People associated with the church include the Irish stage actor Barry Sullivan, whose funeral was held there in May 1891; the journalist George Augustus Sala, whose funeral took place in 1895; composer Luigi Arditi, who worshipped here; and the sculptor, artist and designer Eric Gill, who converted to Roman Catholicism and was received into the Church here in 1913.

St Peter's Church in Portland Road, Aldrington was established as a daughter church in the early 20th century to serve an area of west Hove that was distant from any Roman Catholic churches. It was completed in 1915 and was initially within the Church of the Sacred Heart's parish before being given its own parish.

The Church of the Sacred Heart is licensed for worship in accordance with the Places of Worship Registration Act 1855 and has the registration number 25788.


The church is built of limestone with rock dressings. John Crawley's design was based on interpretation of the Early English Gothic style as it would have appeared in the 14th century. The chancel has an apse with three sides and runs through into the nave under the same roof, which is of slate quarried in Wales. The north aisle of the nave has the Lady chapel at the east end, while the south aisle has a chapel dedicated to Saint Joseph. The porch has an entrance in the east end. The window in the Lady chapel is particularly large, with five lights, and is in the Perpendicular style.

The chancel and side chapels have vaulted side-shafts in marble and stone. The internal arches and walls are built of brick, ashlar and stone, mostly quarried from southwest England. The nave roof is barrel-vaulted. The apse contains a large reredos. The pulpit has carvings of Saints Peter and Paul, and there is an alabaster font with tracery decoration. Nathaniel Westlake contributed many stained glass windows and some murals on the vaults including his last work, and local firm Cox & Barnard designed a single window in 2001. It depicts Saint Francis and is in the centre light of the three in the west window.

Church organ and music

The original organ was a three-manual Bevington organ, but in 1996 or 1997 this was dismantled and removed.
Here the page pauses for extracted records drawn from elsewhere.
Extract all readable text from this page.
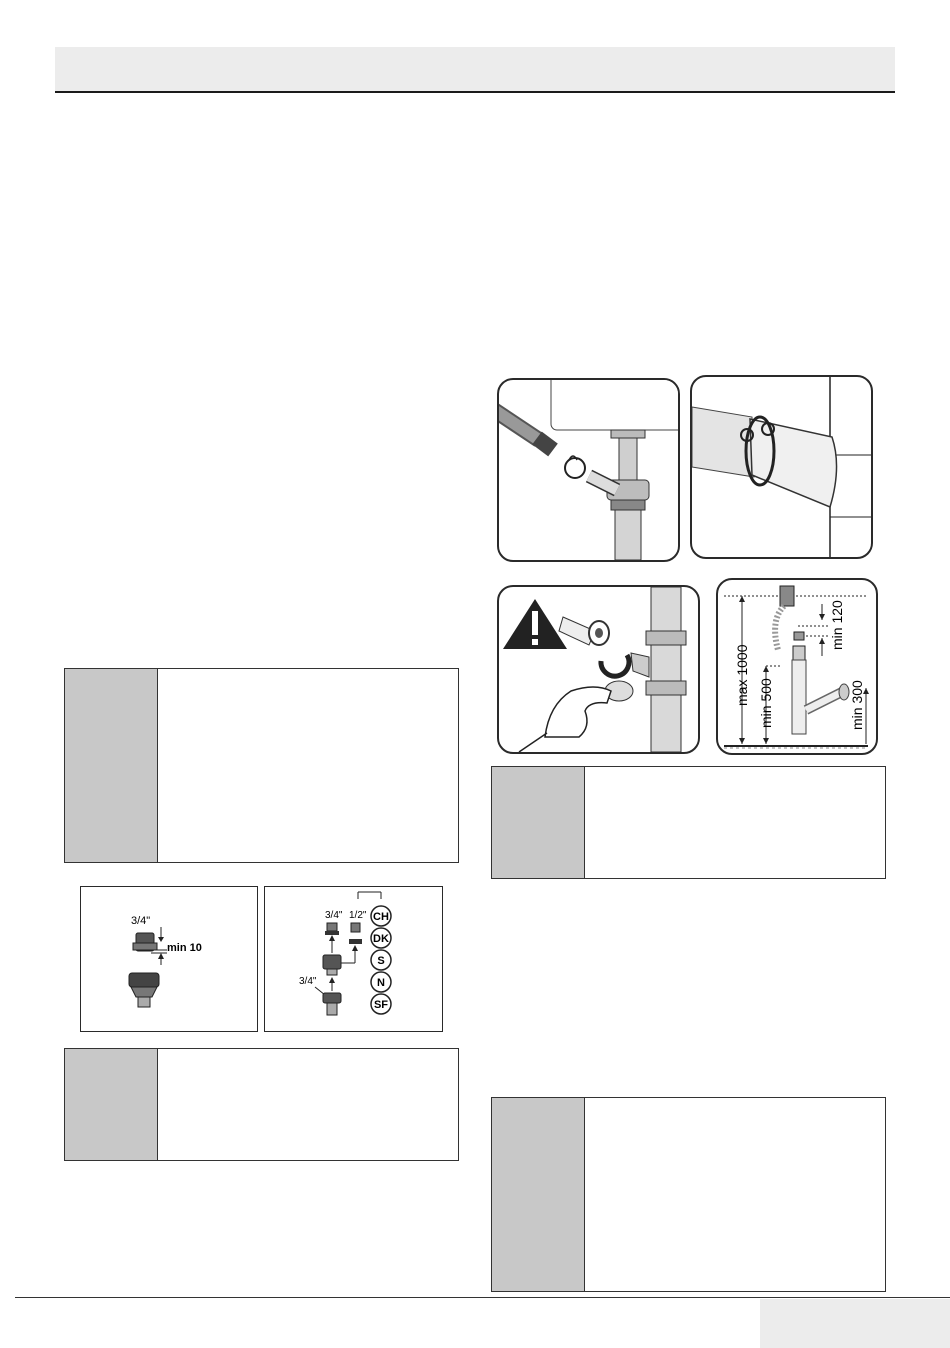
3/4"
min 10
3/4" 1/2"
3/4"
CH
DK
S
N
SF
max 1000 min 500
min 120
min 300
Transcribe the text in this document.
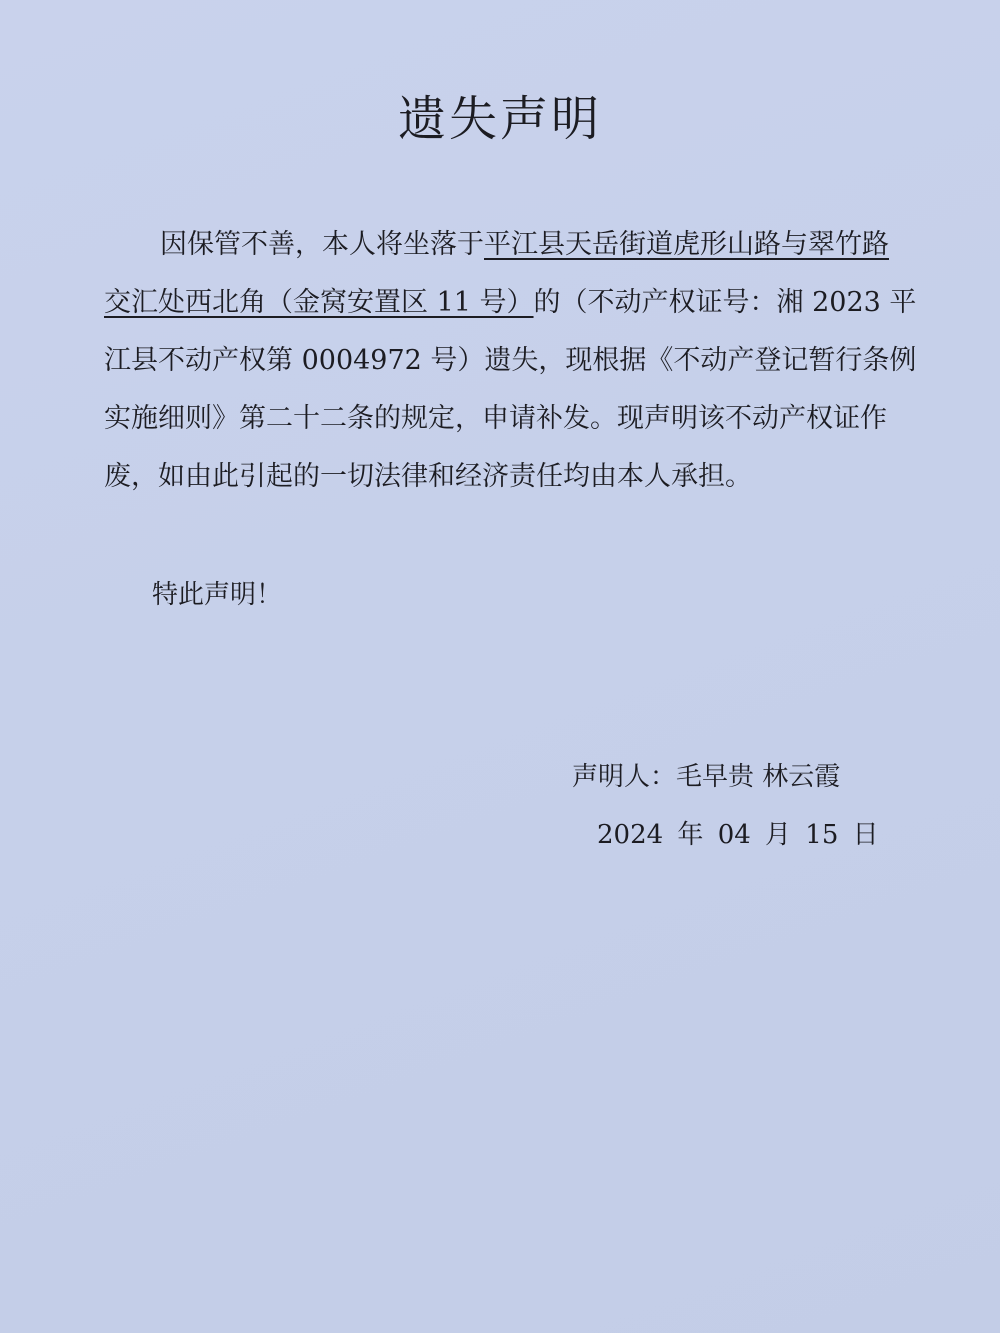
遗失声明
因保管不善，本人将坐落于平江县天岳街道虎形山路与翠竹路
交汇处西北角（金窝安置区 11 号）的（不动产权证号：湘 2023 平
江县不动产权第 0004972 号）遗失，现根据《不动产登记暂行条例
实施细则》第二十二条的规定，申请补发。现声明该不动产权证作
废，如由此引起的一切法律和经济责任均由本人承担。
特此声明！
声明人：毛早贵 林云霞
2024 年 04 月 15 日
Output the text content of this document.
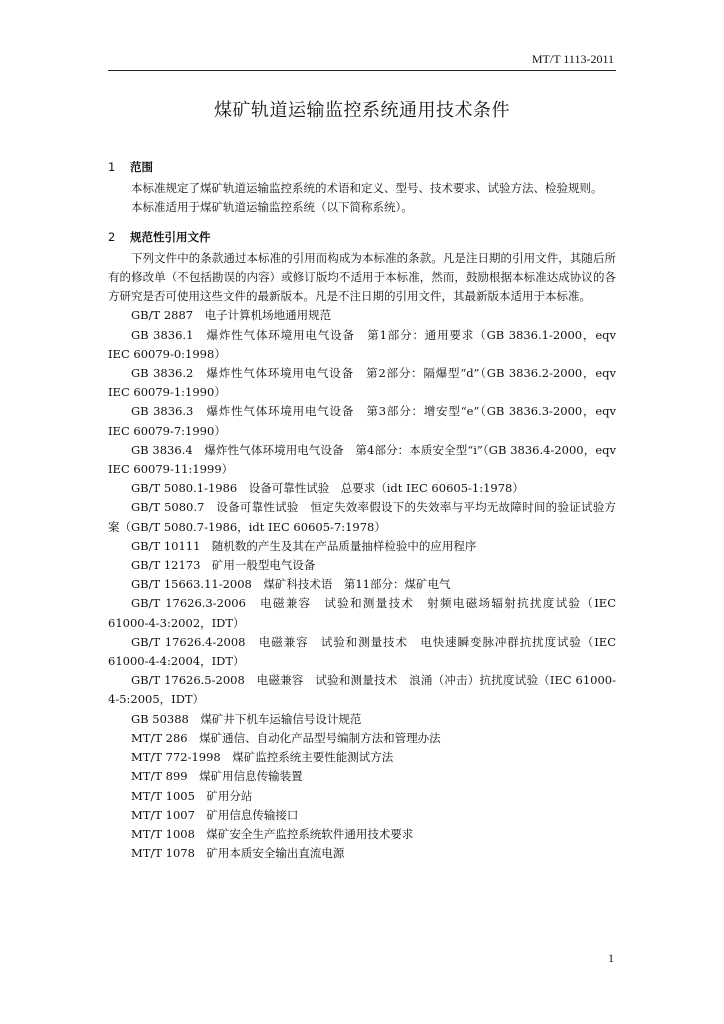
MT/T 1113-2011
煤矿轨道运输监控系统通用技术条件
1 范围

本标准规定了煤矿轨道运输监控系统的术语和定义、型号、技术要求、试验方法、检验规则。

本标准适用于煤矿轨道运输监控系统（以下简称系统）。

2 规范性引用文件

下列文件中的条款通过本标准的引用而构成为本标准的条款。凡是注日期的引用文件，其随后所有的修改单（不包括勘误的内容）或修订版均不适用于本标准，然而，鼓励根据本标准达成协议的各方研究是否可使用这些文件的最新版本。凡是不注日期的引用文件，其最新版本适用于本标准。

GB/T 2887　电子计算机场地通用规范
GB 3836.1　爆炸性气体环境用电气设备　第1部分：通用要求（GB 3836.1-2000，eqv IEC 60079-0:1998）
GB 3836.2　爆炸性气体环境用电气设备　第2部分：隔爆型“d”（GB 3836.2-2000，eqv IEC 60079-1:1990）
GB 3836.3　爆炸性气体环境用电气设备　第3部分：增安型“e”（GB 3836.3-2000，eqv IEC 60079-7:1990）
GB 3836.4　爆炸性气体环境用电气设备　第4部分：本质安全型“i”（GB 3836.4-2000，eqv IEC 60079-11:1999）
GB/T 5080.1-1986　设备可靠性试验　总要求（idt IEC 60605-1:1978）
GB/T 5080.7　设备可靠性试验　恒定失效率假设下的失效率与平均无故障时间的验证试验方案（GB/T 5080.7-1986，idt IEC 60605-7:1978）
GB/T 10111　随机数的产生及其在产品质量抽样检验中的应用程序
GB/T 12173　矿用一般型电气设备
GB/T 15663.11-2008　煤矿科技术语　第11部分：煤矿电气
GB/T 17626.3-2006　电磁兼容　试验和测量技术　射频电磁场辐射抗扰度试验（IEC 61000-4-3:2002，IDT）
GB/T 17626.4-2008　电磁兼容　试验和测量技术　电快速瞬变脉冲群抗扰度试验（IEC 61000-4-4:2004，IDT）
GB/T 17626.5-2008　电磁兼容　试验和测量技术　浪涌（冲击）抗扰度试验（IEC 61000-4-5:2005，IDT）
GB 50388　煤矿井下机车运输信号设计规范
MT/T 286　煤矿通信、自动化产品型号编制方法和管理办法
MT/T 772-1998　煤矿监控系统主要性能测试方法
MT/T 899　煤矿用信息传输装置
MT/T 1005　矿用分站
MT/T 1007　矿用信息传输接口
MT/T 1008　煤矿安全生产监控系统软件通用技术要求
MT/T 1078　矿用本质安全输出直流电源
1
The Copeman Hart firm built a replacement, and Andrew Reid—the assistant organist at Westminster Cathedral at the time—attended an inauguration ceremony in December 1998. The two-manual, 41-stop instrument is used for recitals as well as during Masses.
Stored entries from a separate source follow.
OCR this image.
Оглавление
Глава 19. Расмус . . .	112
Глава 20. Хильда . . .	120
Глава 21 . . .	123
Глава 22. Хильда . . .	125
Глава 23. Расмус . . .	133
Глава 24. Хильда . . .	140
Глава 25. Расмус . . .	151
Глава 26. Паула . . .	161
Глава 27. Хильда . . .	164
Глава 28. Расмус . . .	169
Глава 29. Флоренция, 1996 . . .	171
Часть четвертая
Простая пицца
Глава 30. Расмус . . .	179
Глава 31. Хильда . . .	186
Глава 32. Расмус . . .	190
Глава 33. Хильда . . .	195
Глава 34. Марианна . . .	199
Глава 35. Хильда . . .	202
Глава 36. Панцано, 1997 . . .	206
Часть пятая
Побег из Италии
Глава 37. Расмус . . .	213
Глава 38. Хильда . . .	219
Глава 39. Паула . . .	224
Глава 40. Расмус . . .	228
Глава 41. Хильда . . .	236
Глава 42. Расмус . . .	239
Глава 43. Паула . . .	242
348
There has been a long tradition of choral singing at the Sacred Heart. The choir archives contain scores for Mozart and Haydn Masses, printed around 1870. One of the early Directors Of Music in the 1890s was the then well known composer Augustus Edmonds Tozer, compiler of the Complete Benediction Manual, Catholic Hymns (1886), Catholic Choralist (1889), Modern Music For Church Choirs (1889) and composer of the Mass of St Wilfred, the Mass of the Most Blessed Sacrament and several sacred pieces.

The church today

The Church of the Sacred Heart was designated a Grade II Listed building on 15 September 1999.
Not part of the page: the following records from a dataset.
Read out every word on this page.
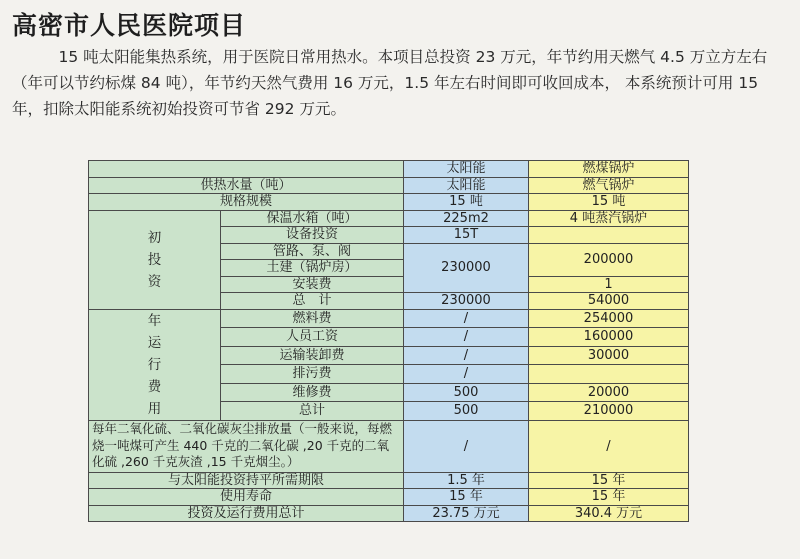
高密市人民医院项目
15 吨太阳能集热系统，用于医院日常用热水。本项目总投资 23 万元，年节约用天燃气 4.5 万立方左右（年可以节约标煤 84 吨），年节约天然气费用 16 万元，1.5 年左右时间即可收回成本， 本系统预计可用 15 年，扣除太阳能系统初始投资可节省 292 万元。
		太阳能	燃煤锅炉
供热水量（吨）		太阳能	燃气锅炉
规格规模		15 吨	15 吨

初
投
资	保温水箱（吨）	225m2	4 吨蒸汽锅炉
	设备投资	15T	
	管路、泵、阀	230000	200000
	土建（锅炉房）		
	安装费		1
	总　计	230000	54000

年
运
行
费
用	燃料费	/	254000
	人员工资	/	160000
	运输装卸费	/	30000
	排污费	/	
	维修费	500	20000
	总计	500	210000
每年二氧化硫、二氧化碳灰尘排放量（一般来说，每燃烧一吨煤可产生 440 千克的二氧化碳 ,20 千克的二氧化硫 ,260 千克灰渣 ,15 千克烟尘。）		/	/
与太阳能投资持平所需期限		1.5 年	15 年
使用寿命		15 年	15 年
投资及运行费用总计		23.75 万元	340.4 万元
There are three Masses on Sundays (and an evening Vigil service on the preceding Saturday), daily Masses during the week and three services on Holy Days of Obligation. The Sacrament of Penance is offered on Saturdays.

The 9.30am Mass on Sunday is a family service with contemporary worship music by the Sacred Heart Youth Choir. The Sunday Mass at 11.30am (Missa normativa) is celebrated in English and Latin, and the music includes both Gregorian Chant and the Polyphony of the Renaissance. On most Sundays, the choir sings plainsong and is accompanied by the congregation. Settings used from the Kyriale include the Cum Jubilo, Lux et Origo, de Angelis and Orbis Factor. Mass settings by major composers are used on feast days and Holy Days of Obligation.

The church is one of eleven Roman Catholic churches in Brighton and Hove. Its former daughter church St Peter's Church in Aldrington and St George's Church in the suburb of West Blatchington are also in Hove; there are six in Brighton, and one each in Rottingdean and Woodingdean.